Par une ordonnance rendue le 2 juillet 2025, le président de la Cour administrative d’appel de Toulouse précise les conditions d’utilité d’une expertise médicale en référé. Un adjoint technique, victime d’un accident de service en juin 2021, sollicitait une nouvelle évaluation de ses préjudices personnels après plusieurs rechutes. Le juge des référés du Tribunal administratif de Nîmes avait initialement rejeté cette demande par une ordonnance du 24 janvier 2025. Le requérant contestait le caractère suffisant d’une première expertise réalisée en 2022 alors que son état de santé s’était manifestement aggravé. La question posée au juge d’appel porte sur l’utilité d’une mesure d’instruction nouvelle malgré l’existence d’une évaluation médicale passée. La Cour administrative d’appel de Toulouse annule l’ordonnance de premier ressort et ordonne la mission d’expertise sollicitée par l’agent. Cette décision souligne la nécessité d’une évaluation complète des préjudices avant d’aborder l’articulation de cette mesure avec le litige indemnitaire principal.
I. La reconnaissance de l’utilité d’une nouvelle mesure d’expertise
A. L’insuffisance des constatations médicales antérieures
Le juge administratif subordonne le référé-expertise à une condition d’utilité appréciée souverainement en fonction des éléments déjà disponibles dans le dossier. En l’espèce, une première expertise médicale avait été réalisée le 30 novembre 2022 dans le cadre de la procédure d’accident de service. La juridiction d’appel relève toutefois que « les conséquences dommageables des pathologies décrites n’ont pas été examinées dans toute leur ampleur » lors de ce premier examen. Cette insuffisance technique justifie le recours à une mesure complémentaire afin d’appréhender l’intégralité des dommages réellement subis par l’agent public. L’utilité de la mesure est ici caractérisée par le besoin de chiffrer précisément des préjudices extrapatrimoniaux non encore formellement identifiés. Le juge refuse ainsi de se satisfaire d’une évaluation dont le périmètre médical initial apparaît trop restreint pour le futur litige.
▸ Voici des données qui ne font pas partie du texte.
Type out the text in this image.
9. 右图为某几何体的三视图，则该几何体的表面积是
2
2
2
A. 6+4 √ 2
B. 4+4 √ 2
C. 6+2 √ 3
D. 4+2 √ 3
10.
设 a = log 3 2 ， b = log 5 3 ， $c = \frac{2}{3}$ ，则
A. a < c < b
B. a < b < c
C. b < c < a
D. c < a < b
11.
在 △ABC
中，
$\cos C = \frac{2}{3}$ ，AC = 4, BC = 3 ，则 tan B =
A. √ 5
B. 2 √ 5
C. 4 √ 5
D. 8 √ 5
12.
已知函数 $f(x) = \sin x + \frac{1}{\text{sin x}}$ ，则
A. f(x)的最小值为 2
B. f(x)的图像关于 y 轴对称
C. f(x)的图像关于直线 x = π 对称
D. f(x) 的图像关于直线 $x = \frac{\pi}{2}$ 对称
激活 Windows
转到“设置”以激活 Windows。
B. La prise en compte de l’évolution de l’état de santé
L’utilité de l’expertise se trouve également renforcée par la survenance d’événements médicaux nouveaux affectant la situation du requérant après la première évaluation. L’ordonnance mentionne que l’état de santé de l’intéressé a connu plusieurs rechutes en lien avec l’accident initial entre 2023 et 2024. Un syndrome anxiodépressif a par ailleurs été diagnostiqué par un psychiatre, constituant une pathologie distincte des lésions physiques initialement constatées. Le juge considère qu’une « expertise contradictoire ordonnée par voie juridictionnelle présente le caractère d’utilité requis par l’article R. 532-1 du code de justice administrative ». Cette solution permet d’ajuster l’évaluation aux réalités pathologiques actuelles pour garantir une juste réparation au bénéfice de la victime. Les rechutes successives rendent caduque la date de consolidation précédemment retenue par le premier praticien désigné par la collectivité.
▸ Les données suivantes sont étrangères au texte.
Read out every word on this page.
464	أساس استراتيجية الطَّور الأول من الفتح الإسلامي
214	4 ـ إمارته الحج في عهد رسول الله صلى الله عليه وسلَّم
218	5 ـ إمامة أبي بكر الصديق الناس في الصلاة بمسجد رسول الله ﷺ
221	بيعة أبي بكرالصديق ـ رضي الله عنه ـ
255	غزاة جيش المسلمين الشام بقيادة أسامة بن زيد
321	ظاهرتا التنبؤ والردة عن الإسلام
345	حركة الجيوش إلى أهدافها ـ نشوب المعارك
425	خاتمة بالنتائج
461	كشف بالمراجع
II. L’articulation de la procédure de référé avec le contentieux indemnitaire
A. L’autonomie du référé-expertise face au recours au fond
Le droit pour un requérant d’obtenir une expertise en référé demeure entier, même si une procédure au principal est déjà engagée. La Cour rappelle qu’il peut être fait application du référé-expertise « alors même qu’une requête aux fins d’indemnisation est en cours d’instruction ». L’existence d’une action au fond n’enlève pas son utilité à la mesure d’instruction si celle-ci aide à éclairer la juridiction. Le requérant avait déjà saisi le tribunal d’un recours indemnitaire et obtenu une provision financière pour son déficit fonctionnel permanent. Cette antériorité procédurale ne saurait cependant faire obstacle à une nouvelle expertise destinée à préciser l’étendue exacte des préjudices personnels. Le juge préserve ainsi l’efficacité des mesures d’instruction rapides face à la durée parfois longue des jugements sur le fond.
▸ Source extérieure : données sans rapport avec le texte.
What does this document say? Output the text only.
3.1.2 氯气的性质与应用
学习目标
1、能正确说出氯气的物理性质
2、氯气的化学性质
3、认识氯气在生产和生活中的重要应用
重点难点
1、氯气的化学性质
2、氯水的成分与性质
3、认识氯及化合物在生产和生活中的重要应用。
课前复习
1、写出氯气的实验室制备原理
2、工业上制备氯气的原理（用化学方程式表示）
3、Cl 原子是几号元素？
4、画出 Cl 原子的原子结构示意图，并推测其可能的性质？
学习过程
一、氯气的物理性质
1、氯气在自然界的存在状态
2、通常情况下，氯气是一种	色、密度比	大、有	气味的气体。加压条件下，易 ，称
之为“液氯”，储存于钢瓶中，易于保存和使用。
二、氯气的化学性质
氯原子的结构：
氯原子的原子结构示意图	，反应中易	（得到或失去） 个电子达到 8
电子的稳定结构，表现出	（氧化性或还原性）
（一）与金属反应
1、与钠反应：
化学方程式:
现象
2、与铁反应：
B. La détermination de l’étendue de la réparation complémentaire
L’expertise ordonnée par le juge d’appel vise à permettre l’évaluation des préjudices non couverts par le forfait de l’allocation temporaire d’invalidité. Le magistrat se fonde sur le régime de responsabilité sans faute de la collectivité employeur garantissant la réparation intégrale des préjudices personnels. L’expert désigné devra notamment « déterminer le taux et la durée de l’incapacité temporaire » ainsi que les souffrances et le préjudice d’agrément. Ces éléments sont indispensables pour permettre au juge du fond de statuer ultérieurement sur l’indemnisation complémentaire due à l’agent. La décision de la Cour garantit que la victime pourra se prévaloir d’un rapport contradictoire exhaustif lors de la phase finale du procès. L’annulation de l’ordonnance de Nîmes rétablit le droit de l’agent à une preuve technique fiable pour l’ensemble de ses demandes.